I'm trying to learn induction through practise and I'm dealing with the classic tower of hanoi question.

$T_{n} = 2T_{n-1} + 1$ for $n > 0$

I've come up with a closed form equation:

$T_{n} = 2^{n}-1$

Now I'm trying to prove the second statement inductively and this is what I have thus far, but I think I'm missing the mark a bit.

$T_{n} = 2T_{n-1}+1=2(2^{n-1}-1)+1 = ...$

I'm sure that this expands out to $2^{n} - 1$ but I cant seem to do it. Can someone please show me how?

-

## marked as duplicate by MJD, Zhen Lin, sdcvvc, Eric NaslundAug 29 '12 at 3:50

distribute the 2 and add – mathmath8128 Aug 29 '12 at 2:18
@platinumtucan I keep ending up with $4^{n} - 1$ : ( EDIT: Wait... $2 * (2^{n-1})$ this gives you just.. $2^{n}$ is that right? – yoonsi Aug 29 '12 at 2:22
Here's another close match: Form or asymptotic behaviour of $T(n) =2T(n-1)+n$ – MJD Aug 29 '12 at 2:56
And another: question about solving recurrences – MJD Aug 29 '12 at 2:58
And here's the one it was closed in favor of: Solving a Recurrence Relation/Equation, is there more than 1 way to solve this? – MJD Aug 29 '12 at 3:00

What you really want to show is that the function $f(n)=2^n-1$ that expresses your closed form solution satisfies the recurrence and initial conditions of the Tower of Hanoi problem. The recurrence should be $T_n=2T_{n-1}+1$ for $n>0$. You want to prove by induction that $T_n$, defined by this recurrence with initial condition $T_1=1$, is equal to $f(n)$ for every positive integer $n$.

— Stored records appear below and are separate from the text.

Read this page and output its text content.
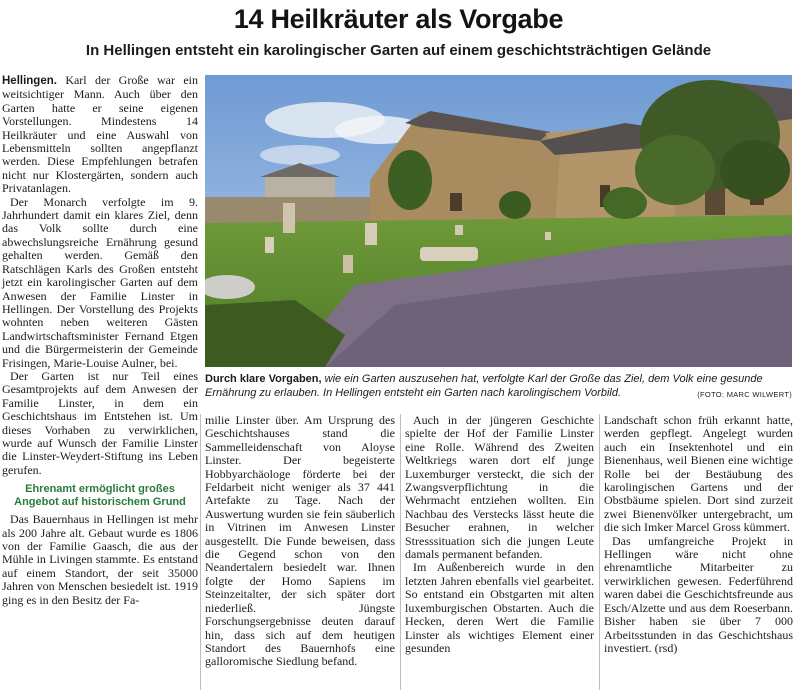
14 Heilkräuter als Vorgabe
In Hellingen entsteht ein karolingischer Garten auf einem geschichtsträchtigen Gelände

Hellingen. Karl der Große war ein weitsichtiger Mann. Auch über den Garten hatte er seine eigenen Vorstellungen. Mindestens 14 Heilkräuter und eine Auswahl von Lebensmitteln sollten angepflanzt werden. Diese Empfehlungen betrafen nicht nur Klostergärten, sondern auch Privatanlagen.

Der Monarch verfolgte im 9. Jahrhundert damit ein klares Ziel, denn das Volk sollte durch eine abwechslungsreiche Ernährung gesund gehalten werden. Gemäß den Ratschlägen Karls des Großen entsteht jetzt ein karolingischer Garten auf dem Anwesen der Familie Linster in Hellingen. Der Vorstellung des Projekts wohnten neben weiteren Gästen Landwirtschaftsminister Fernand Etgen und die Bürgermeisterin der Gemeinde Frisingen, Marie-Louise Aulner, bei.

Der Garten ist nur Teil eines Gesamtprojekts auf dem Anwesen der Familie Linster, in dem ein Geschichtshaus im Entstehen ist. Um dieses Vorhaben zu verwirklichen, wurde auf Wunsch der Familie Linster die Linster-Weydert-Stiftung ins Leben gerufen.

Ehrenamt ermöglicht großes Angebot auf historischem Grund

Das Bauernhaus in Hellingen ist mehr als 200 Jahre alt. Gebaut wurde es 1806 von der Familie Gaasch, die aus der Mühle in Livingen stammte. Es entstand auf einem Standort, der seit 35000 Jahren von Menschen besiedelt ist. 1919 ging es in den Besitz der Fa-

Durch klare Vorgaben, wie ein Garten auszusehen hat, verfolgte Karl der Große das Ziel, dem Volk eine gesunde Ernährung zu erlauben. In Hellingen entsteht ein Garten nach karolingischem Vorbild.	(FOTO: MARC WILWERT)

milie Linster über. Am Ursprung des Geschichtshauses stand die Sammelleidenschaft von Aloyse Linster. Der begeisterte Hobbyarchäologe förderte bei der Feldarbeit nicht weniger als 37 441 Artefakte zu Tage. Nach der Auswertung wurden sie fein säuberlich in Vitrinen im Anwesen Linster ausgestellt. Die Funde beweisen, dass die Gegend schon von den Neandertalern besiedelt war. Ihnen folgte der Homo Sapiens im Steinzeitalter, der sich später dort niederließ. Jüngste Forschungsergebnisse deuten darauf hin, dass sich auf dem heutigen Standort des Bauernhofs eine galloromische Siedlung befand.

Auch in der jüngeren Geschichte spielte der Hof der Familie Linster eine Rolle. Während des Zweiten Weltkriegs waren dort elf junge Luxemburger versteckt, die sich der Zwangsverpflichtung in die Wehrmacht entziehen wollten. Ein Nachbau des Verstecks lässt heute die Besucher erahnen, in welcher Stresssituation sich die jungen Leute damals permanent befanden.

Im Außenbereich wurde in den letzten Jahren ebenfalls viel gearbeitet. So entstand ein Obstgarten mit alten luxemburgischen Obstarten. Auch die Hecken, deren Wert die Familie Linster als wichtiges Element einer gesunden

Landschaft schon früh erkannt hatte, werden gepflegt. Angelegt wurden auch ein Insektenhotel und ein Bienenhaus, weil Bienen eine wichtige Rolle bei der Bestäubung des karolingischen Gartens und der Obstbäume spielen. Dort sind zurzeit zwei Bienenvölker untergebracht, um die sich Imker Marcel Gross kümmert.

Das umfangreiche Projekt in Hellingen wäre nicht ohne ehrenamtliche Mitarbeiter zu verwirklichen gewesen. Federführend waren dabei die Geschichtsfreunde aus Esch/Alzette und aus dem Roeserbann. Bisher haben sie über 7 000 Arbeitsstunden in das Geschichtshaus investiert. (rsd)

First we get the induction off the ground: $f(1)=2^1-1=1=T_1$, so all’s well. Now assume that $T_n=f(n)$ for some $n\ge 1$; that’s your induction hypothesis, and you want to use it to prove that $T_{n+1}=f(n+1)$. The computation is pretty straightforward:

\begin{align*} T_{n+1}&\overset{(1)}=2T_n+1\\ &\overset{(2)}=2f(n)+1\\ &\overset{(3)}=2\left(2^n-1\right)+1\\ &\overset{(4)}=2\cdot2^n-2+1\\ &\overset{(5)}=2^{n+1}-1\\ &\overset{(6)}=f(n+1) \end{align*}

Here $(1)$ is by virtue of the recurrence definining the numbers $T_k$, $(2)$ uses the induction hypothesis that $T_n=f(n)$, $(3)$ replaces $f(n)$ by its definition, $(4)$ and $(5)$ are algebra, and $(6)$ is the definition of $f$ again.

Since you’ve checked that $T_1=f(1)$ and that $T_n=f(n)$ implies that $T_{n+1}=f(n+1)$, it follows from the principle of mathematical induction that $T_n=f(n)=2^n-1$ for all positive integers $n$.

Of course this is an excessively careful presentation of the argument; in practice both the calculation and the verbiage can be reduced a bit.